Il messaggio è arrivato a Berlino in via informale: se e quando si dovesse decidere che la Grecia va abbandonata al suo destino, dovrebbe scattare subito una dichiarazione di sostegno illimitato agli altri Paesi "deboli", Spagna e Italia soprattutto. Altrimenti per  la moneta europea non ci sarebbero più speranze

Il messaggio è arrivato a Berlino in via informale: se e quando si dovesse decidere che la Grecia va abbandonata al suo destino, dovrebbe scattare subito una dichiarazione di sostegno illimitato agli altri Paesi "deboli", Spagna e Italia soprattutto. Altrimenti partirebbe l'effetto domino e per l'euro non ci sarebbero più speranze. Dunque, la scelta di abbandonare Atene ha implicazioni complesse per Angela Merkel. Non significa solo sganciare dall'eurozona una piccola propaggine che vale il 3 per cento del Pil totale. Significa molto di più. Ovvero impegnarsi di fronte al mondo sulla sopravvivenza dell'euro. Perché è proprio questo che i mercati non capiscono: quanto la Germania, e con essa l'Unione europea, è disposta a fare per garantire un futuro alla valuta introdotta poco più di dieci anni fa. Lo ha fatto capire anche il governatore della Banca d'Italia, Ignazio Visco, nelle sue Considerazioni finali: gli investitori sono scettici sulla capacità dei governi europei di assicurare la tenuta stessa dell'unione monetaria. Questo non vuol dire che i Paesi deboli, e in particolare l'Italia, hanno finito i loro "compiti a casa".

Il governo di Mario Monti deve ancora lavorare sulla composizione del bilancio pubblico, più che sull'entità della manovra. E continuare sulla strada delle riforme anche se la crescita al 3 per cento non è un obiettivo che si raggiunge in pochi mesi. Ma un Paese da solo non se la cava. E i governi dell'Europa intera devono esserne consapevoli. La Banca centrale europea ha strumenti limitati, e non può tenere in piedi il sistema: quanto ha fatto finora, soprattutto con i prestiti alle banche, è il massimo.

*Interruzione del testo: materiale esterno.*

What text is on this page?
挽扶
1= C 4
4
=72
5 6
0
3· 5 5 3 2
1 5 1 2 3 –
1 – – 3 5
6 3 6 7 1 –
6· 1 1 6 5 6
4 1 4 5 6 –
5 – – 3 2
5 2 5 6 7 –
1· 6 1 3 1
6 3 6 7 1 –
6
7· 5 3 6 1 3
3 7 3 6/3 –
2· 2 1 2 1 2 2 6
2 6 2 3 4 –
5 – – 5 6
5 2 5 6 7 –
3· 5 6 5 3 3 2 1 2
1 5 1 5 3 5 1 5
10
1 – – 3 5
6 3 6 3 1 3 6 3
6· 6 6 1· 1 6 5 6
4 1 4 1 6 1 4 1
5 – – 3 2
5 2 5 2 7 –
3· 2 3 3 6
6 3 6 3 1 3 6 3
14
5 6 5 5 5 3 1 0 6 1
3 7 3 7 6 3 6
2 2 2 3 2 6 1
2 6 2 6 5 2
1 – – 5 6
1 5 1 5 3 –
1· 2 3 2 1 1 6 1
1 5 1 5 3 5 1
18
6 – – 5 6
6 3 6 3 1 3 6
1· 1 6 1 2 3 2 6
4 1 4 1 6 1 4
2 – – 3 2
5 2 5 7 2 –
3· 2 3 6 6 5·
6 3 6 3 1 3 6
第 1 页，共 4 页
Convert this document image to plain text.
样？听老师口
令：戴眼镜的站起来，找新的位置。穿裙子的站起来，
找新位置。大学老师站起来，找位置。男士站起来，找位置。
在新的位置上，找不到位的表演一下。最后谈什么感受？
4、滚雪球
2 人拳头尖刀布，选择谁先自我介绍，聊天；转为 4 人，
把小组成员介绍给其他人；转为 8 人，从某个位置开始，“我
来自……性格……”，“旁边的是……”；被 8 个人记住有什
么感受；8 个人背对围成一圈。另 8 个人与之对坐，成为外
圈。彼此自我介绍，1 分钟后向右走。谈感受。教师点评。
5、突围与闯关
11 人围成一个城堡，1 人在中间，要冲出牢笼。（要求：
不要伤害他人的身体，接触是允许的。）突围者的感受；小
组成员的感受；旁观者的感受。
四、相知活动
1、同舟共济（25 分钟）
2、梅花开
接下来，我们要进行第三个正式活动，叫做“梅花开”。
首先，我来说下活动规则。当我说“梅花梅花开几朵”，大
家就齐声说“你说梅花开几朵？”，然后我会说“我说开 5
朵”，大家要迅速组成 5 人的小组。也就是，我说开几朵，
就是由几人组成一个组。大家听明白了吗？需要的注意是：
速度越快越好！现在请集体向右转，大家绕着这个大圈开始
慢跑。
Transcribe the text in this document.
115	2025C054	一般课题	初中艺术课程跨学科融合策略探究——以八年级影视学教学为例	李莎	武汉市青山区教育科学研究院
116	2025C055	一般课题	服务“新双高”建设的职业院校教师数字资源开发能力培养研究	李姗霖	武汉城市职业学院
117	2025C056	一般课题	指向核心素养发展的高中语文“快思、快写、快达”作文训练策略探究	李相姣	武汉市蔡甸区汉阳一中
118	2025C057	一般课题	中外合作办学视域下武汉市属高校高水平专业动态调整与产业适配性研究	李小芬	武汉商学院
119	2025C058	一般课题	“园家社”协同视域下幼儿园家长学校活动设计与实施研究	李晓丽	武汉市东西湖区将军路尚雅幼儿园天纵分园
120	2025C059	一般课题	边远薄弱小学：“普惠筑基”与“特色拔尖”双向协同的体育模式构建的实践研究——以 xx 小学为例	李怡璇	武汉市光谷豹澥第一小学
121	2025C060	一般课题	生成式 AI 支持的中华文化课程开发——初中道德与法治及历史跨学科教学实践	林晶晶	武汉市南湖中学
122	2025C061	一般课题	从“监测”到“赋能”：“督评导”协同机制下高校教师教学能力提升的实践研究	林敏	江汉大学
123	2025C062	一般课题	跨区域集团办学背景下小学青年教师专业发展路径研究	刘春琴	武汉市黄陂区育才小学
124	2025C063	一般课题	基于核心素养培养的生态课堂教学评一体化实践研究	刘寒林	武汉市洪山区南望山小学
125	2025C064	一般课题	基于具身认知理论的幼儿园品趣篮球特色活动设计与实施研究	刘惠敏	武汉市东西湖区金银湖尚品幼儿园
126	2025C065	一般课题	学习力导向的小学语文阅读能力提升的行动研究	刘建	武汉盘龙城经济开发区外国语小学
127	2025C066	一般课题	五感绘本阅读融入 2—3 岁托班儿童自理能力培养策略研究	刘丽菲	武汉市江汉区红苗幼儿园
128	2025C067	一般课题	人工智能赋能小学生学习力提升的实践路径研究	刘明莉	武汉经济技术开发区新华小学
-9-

Ora però il quadro globale sta peggiorando: gli Stati Uniti e la Cina rallentano, la recessione si aggrava in molti Paesi europei, gli spread sono alti, le banche stanno soffrendo e hanno bisogno di capitali, il rischio di una corsa a ritirare i depositi si fa giorno dopo giorno più minaccioso. E allora serve una decisione politica: annunciare al mondo che la sopravvivenza dell'euro non è in discussione, costi quel che costi, e presentare una serie di strumenti in grado di tradurre quell'impegno in fatti (dal fondo per la garanzia dei depositi bancari all'utilizzo dell'Esm, European stability mechanism, per rafforzare il capitale delle banche). Quanto alla Grecia il suo destino sembra segnato. Anche se i tedeschi per primi sanno bene che, al di là dello sconquasso provocato dall'uscita dall'euro, i greci hanno già ricevuto quasi 150 miliardi di prestiti: quasi metà del loro Pil. Se escono dall'euro quali ragionevoli probabilità ci sono che li restituiscano? E comunque, arrivati a questo punto, la vera decisione non è più sui greci ma sugli altri Paesi deboli. E la posta in gioco è alta anche per la Germania. Perché una corsa ai depositi e il blocco del sistema dei pagamenti in Europa innescherebbero una recessione di proporzioni colossali. Da cui nemmeno Berlino uscirebbe immune. La scelta per Angela si profila terribile: o dire "sosterremo l'Italia fino in fondo" o provocare una catastrofe paragonabile, in termini economici, a una guerra mondiale.